Chris Cornell injects power, presence into new solo album

Grunge's heyday is past, but Chris Cornell can still bring it. (NurPhoto / Sipa USA)
Grunge’s heyday is past, but Chris Cornell can still bring it. (NurPhoto / Sipa USA)

By Steve Appleford
Los Angeles Times (TNS)

For even the greatest singers in popular music, time is not always on their side. But for a few, as the decades pass, losses in youthful range can be eclipsed by the sheer power and weight of experience: Johnny Cash, Mick Jagger among them.

From his earliest days in Soundgarden, Chris Cornell was identified as a vocalist of special force. Now 51, he’s reconciled with the changes in his singing abilities and, in the process, found hidden benefits that escaped him in his 20s.

“As time has moved on, I have less range and less ability to easily go in and out of different registers, but I feel like I have a much better ability to emotionally connect with any song,” Cornell says. “All that is a moving target. The human voice is not a trumpet. It’s not a piano. It’s always changing, and a singer has to go with the flow.”
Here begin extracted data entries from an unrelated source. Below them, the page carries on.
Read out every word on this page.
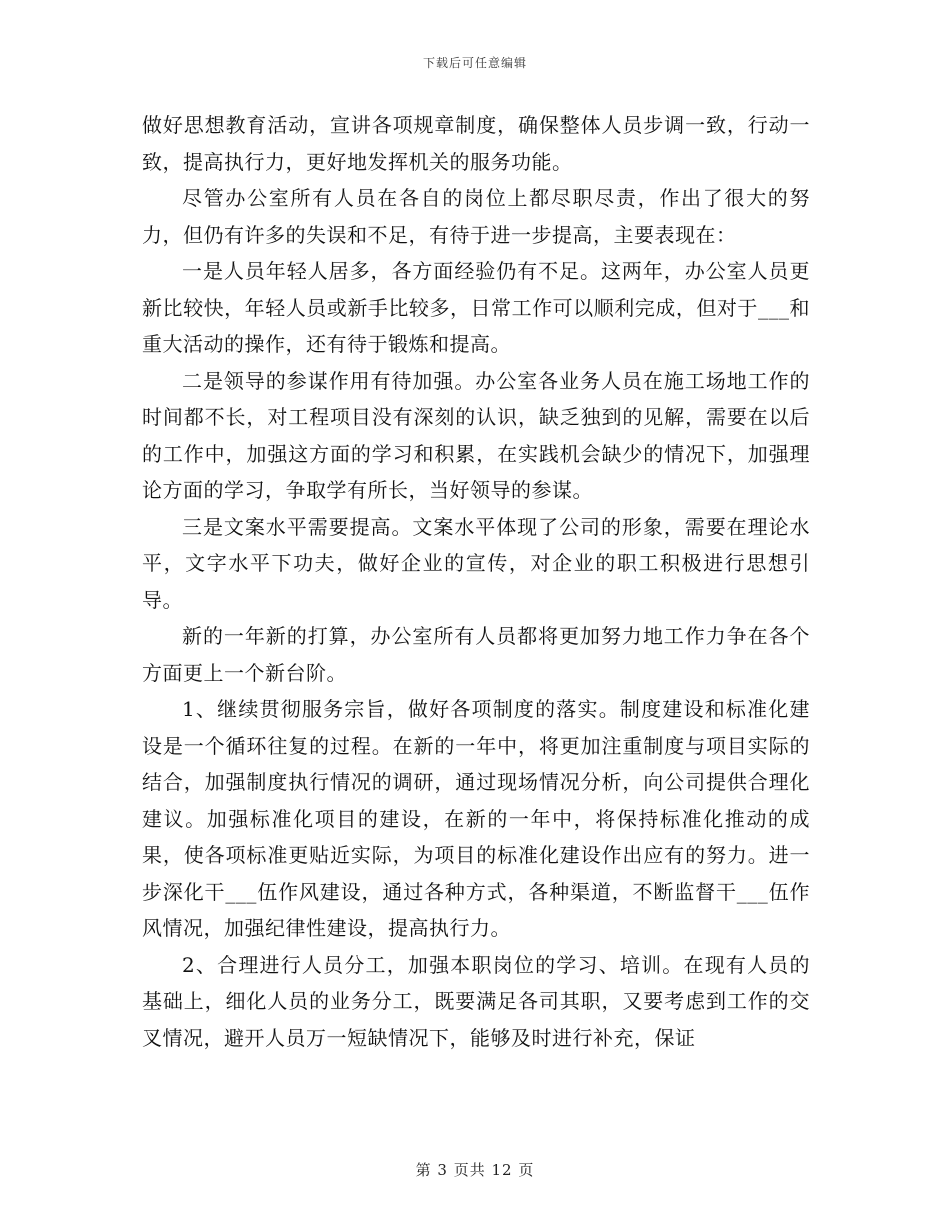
下载后可任意编辑

做好思想教育活动，宣讲各项规章制度，确保整体人员步调一致，行动一致，提高执行力，更好地发挥机关的服务功能。

尽管办公室所有人员在各自的岗位上都尽职尽责，作出了很大的努力，但仍有许多的失误和不足，有待于进一步提高，主要表现在：

一是人员年轻人居多，各方面经验仍有不足。这两年，办公室人员更新比较快，年轻人员或新手比较多，日常工作可以顺利完成，但对于___和重大活动的操作，还有待于锻炼和提高。

二是领导的参谋作用有待加强。办公室各业务人员在施工场地工作的时间都不长，对工程项目没有深刻的认识，缺乏独到的见解，需要在以后的工作中，加强这方面的学习和积累，在实践机会缺少的情况下，加强理论方面的学习，争取学有所长，当好领导的参谋。

三是文案水平需要提高。文案水平体现了公司的形象，需要在理论水平，文字水平下功夫，做好企业的宣传，对企业的职工积极进行思想引导。

新的一年新的打算，办公室所有人员都将更加努力地工作力争在各个方面更上一个新台阶。

1、继续贯彻服务宗旨，做好各项制度的落实。制度建设和标准化建设是一个循环往复的过程。在新的一年中，将更加注重制度与项目实际的结合，加强制度执行情况的调研，通过现场情况分析，向公司提供合理化建议。加强标准化项目的建设，在新的一年中，将保持标准化推动的成果，使各项标准更贴近实际，为项目的标准化建设作出应有的努力。进一步深化干___伍作风建设，通过各种方式，各种渠道，不断监督干___伍作风情况，加强纪律性建设，提高执行力。

2、合理进行人员分工，加强本职岗位的学习、培训。在现有人员的基础上，细化人员的业务分工，既要满足各司其职，又要考虑到工作的交叉情况，避开人员万一短缺情况下，能够及时进行补充，保证

第 3 页共 12 页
Yet that power and presence is still very much in the mix of his new solo album, Higher Truth.

It also marks the first time Cornell has felt clear about who he is as a solo artist, following his successful Songbook acoustic tours and a 2011 live album. He’ll be back in that mode on his 2015 tour.

“That’s who I am,” he explains. “It’s taken a long time for me to feel like I have a solo artist identity, but I do now.”
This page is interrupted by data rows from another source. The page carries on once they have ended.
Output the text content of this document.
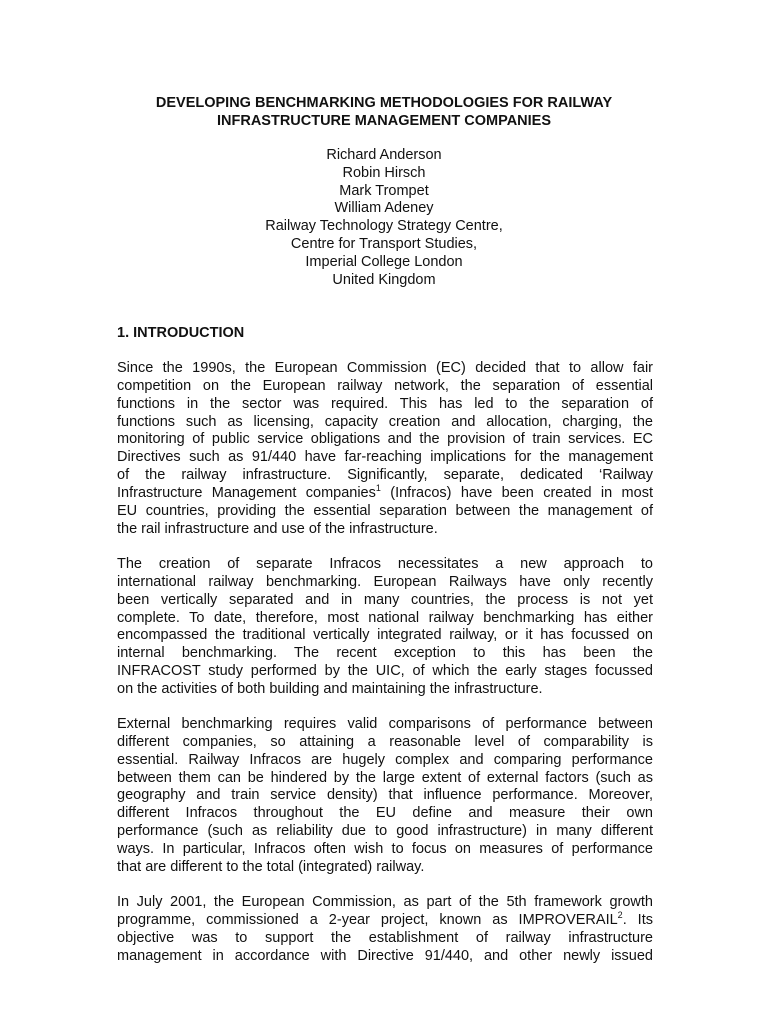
DEVELOPING BENCHMARKING METHODOLOGIES FOR RAILWAY
INFRASTRUCTURE MANAGEMENT COMPANIES
Richard Anderson
Robin Hirsch
Mark Trompet
William Adeney
Railway Technology Strategy Centre,
Centre for Transport Studies,
Imperial College London
United Kingdom
1. INTRODUCTION
Since the 1990s, the European Commission (EC) decided that to allow fair
competition on the European railway network, the separation of essential
functions in the sector was required. This has led to the separation of
functions such as licensing, capacity creation and allocation, charging, the
monitoring of public service obligations and the provision of train services. EC
Directives such as 91/440 have far-reaching implications for the management
of the railway infrastructure. Significantly, separate, dedicated ‘Railway
Infrastructure Management companies$^1$ (Infracos) have been created in most
EU countries, providing the essential separation between the management of
the rail infrastructure and use of the infrastructure.
The creation of separate Infracos necessitates a new approach to
international railway benchmarking. European Railways have only recently
been vertically separated and in many countries, the process is not yet
complete. To date, therefore, most national railway benchmarking has either
encompassed the traditional vertically integrated railway, or it has focussed on
internal benchmarking. The recent exception to this has been the
INFRACOST study performed by the UIC, of which the early stages focussed
on the activities of both building and maintaining the infrastructure.
External benchmarking requires valid comparisons of performance between
different companies, so attaining a reasonable level of comparability is
essential. Railway Infracos are hugely complex and comparing performance
between them can be hindered by the large extent of external factors (such as
geography and train service density) that influence performance. Moreover,
different Infracos throughout the EU define and measure their own
performance (such as reliability due to good infrastructure) in many different
ways. In particular, Infracos often wish to focus on measures of performance
that are different to the total (integrated) railway.
In July 2001, the European Commission, as part of the 5th framework growth
programme, commissioned a 2-year project, known as IMPROVERAIL$^2$. Its
objective was to support the establishment of railway infrastructure
management in accordance with Directive 91/440, and other newly issued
His solo work has taken some unexpected turns, especially on the Timbaland-produced Scream, a 2009 album built on beats and synthetic sounds of the moment. But both of his last two studio solo albums were big productions, and Cornell found himself feeling distant from his own work.

“I wanted this to be an album of songs that could be stripped down, and had to work first in the context of me strumming an acoustic guitar and singing,” Cornell says. “It had to sound like what I feel is inherently me, for good or ill.”

The singer-guitarist and producer Brendan O’Brien played most of the instruments themselves, with very few outsiders contributing to the sessions. “All the flaws that I have as an instrumentalist or as a song arranger — there’s something about those things that when you put them all together are my identity,” Cornell says. “Let’s just do that for once.”

Some songs are fully arranged recordings, but of a very different flavor from Soundgarden, Audioslave or his other solo work. During tracking of the song “Let Your Eyes Wander,” Cornell and O’Brien added layers of sound before finally taking it back to the delicate acoustic melody of the final recording.

“There are a lot of records out there where less is actually less,” he adds with a laugh, “so it is kind of a tightrope walk on some of these arrangements.”

Higher Truth
was recorded at Henson Studios in Los Angeles, the former location of A&M Records, where Soundgarden became a platinum-selling rock band in the days of grunge. Remnants of his former life, and the label’s, include “A&M” etched into glass studio doors and the same bench where he once took cigarette breaks.

“It’s still a recording studio so there’s still that energy there — a constant flow of musicians coming in and out, making records,” he says of the collection of brick buildings on La Brea Avenue originally built by Charlie Chaplin. “It was nice to be going back there every day. It was cause for a lot of reflection.”

Soundgarden reunited in 2010 and released a new studio album, King Animal, two years later. The band is still in operation, but the songs Cornell writes for his solo albums are very different from what he creates for Soundgarden.

“Soundgarden, more than a lot of bands, is absolutely the sum of its parts,” he says. “Soundgarden I feel is this other world. It’s a dimension and a world that I go into and we all write for that that band that we almost can look at as a fictional thing. It’s an exciting thing. It’s almost like writing a soundtrack to a movie.”